The song received a break when popular Philadelphia disc jockey Hy Lit fell asleep with a stack of newly released records on his record player. "Silhouettes" happened to be the last to play, and so it repeated until he woke up. He began to play the song on his show. It became popular enough that Cameo-Parkway picked it up for national distribution, and it eventually reached number 3 on both the R&B Best Sellers chart and Billboard Top 100, while also hitting the top five on both the sales and airplay charts. It was the group's only top 40 hit.

==The Diamonds version==

The Canadian pop group the Diamonds, who had experienced success with cover versions of other doo-wop records, quickly put out their own version of the song. They even used the same song, "Daddy Cool", on the B-side of their record as the Rays had. Their version received widespread radio play in a heavily segregated radio market, also reaching the top ten of the Billboard airplay chart. However, it did not reach Billboard's sales chart, and only hit number 60 on the Top 100.

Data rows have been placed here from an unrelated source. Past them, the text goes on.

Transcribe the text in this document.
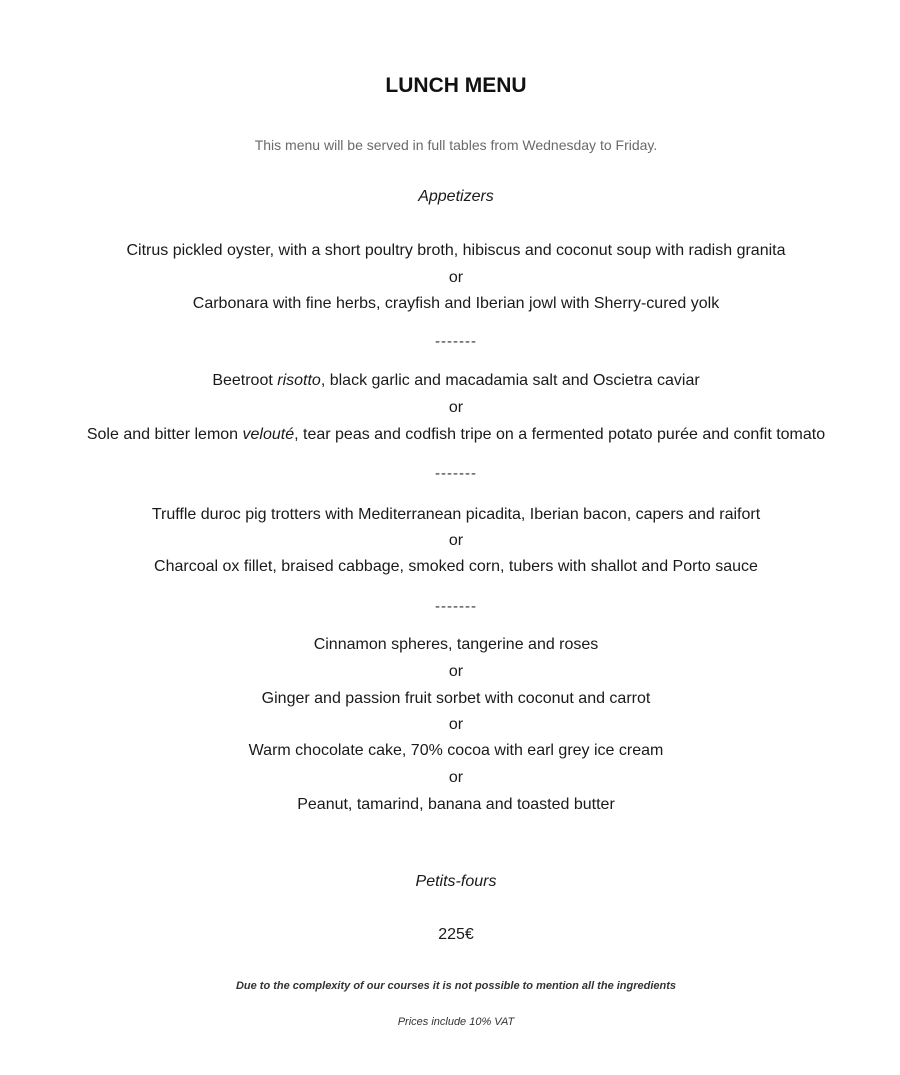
LUNCH MENU
This menu will be served in full tables from Wednesday to Friday.
Appetizers
Citrus pickled oyster, with a short poultry broth, hibiscus and coconut soup with radish granita
or
Carbonara with fine herbs, crayfish and Iberian jowl with Sherry-cured yolk
-------
Beetroot risotto, black garlic and macadamia salt and Oscietra caviar
or
Sole and bitter lemon velouté, tear peas and codfish tripe on a fermented potato purée and confit tomato
-------
Truffle duroc pig trotters with Mediterranean picadita, Iberian bacon, capers and raifort
or
Charcoal ox fillet, braised cabbage, smoked corn, tubers with shallot and Porto sauce
-------
Cinnamon spheres, tangerine and roses
or
Ginger and passion fruit sorbet with coconut and carrot
or
Warm chocolate cake, 70% cocoa with earl grey ice cream
or
Peanut, tamarind, banana and toasted butter
Petits-fours
225€
Due to the complexity of our courses it is not possible to mention all the ingredients
Prices include 10% VAT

==Herman's Hermits version==
Herman's Hermits recorded the song in 1965 after hearing it on American Armed Forces Radio. It reached number 1 in Canada's RPM charts. It became their third hit in the "British Invasion" of the US, reaching number 5 on the Billboard Hot 100 and also reached number 3 in the UK. Information from Peter Noone and others indicates that guitarist Vic Flick played on the track, and not Jimmy Page as previously thought.

==Cliff Richard version==

British singer and actor Cliff Richard released a live version as a single in 1990 by EMI, reaching number six in Luxembourg and number 10 on the UK Singles Chart. It was the first single culled from his 1990 live album From a Distance: The Event. The single and album were live recordings of two special concerts celebrating Richard's 30th anniversary of his music career. Titled The Event, the concerts were held at the Original Wembley Stadium with an audience of 72,000 each evening on the 16 and 17 June 1989.

===Charts===

| Chart (1990) | Peak position |
|---|---|
| Europe (Eurochart Hot 100) | 32 |
| Germany (GfK) | 51 |
| Ireland (IRMA) | 13 |
| Luxembourg (Radio Luxembourg) | 6 |
| UK Singles (OCC) | 10 |

==Legacy==
Doo-wop group The Silhouettes (known for their hit "Get A Job") were named after the song.

According to John Lennon, the Beatles' song "No Reply" (1964) was inspired by "Silhouettes".

The reggae artist Dennis Brown recorded a cover in 1972.

The song was featured in the 2005 jukebox musical Jersey Boys as well as in the film version.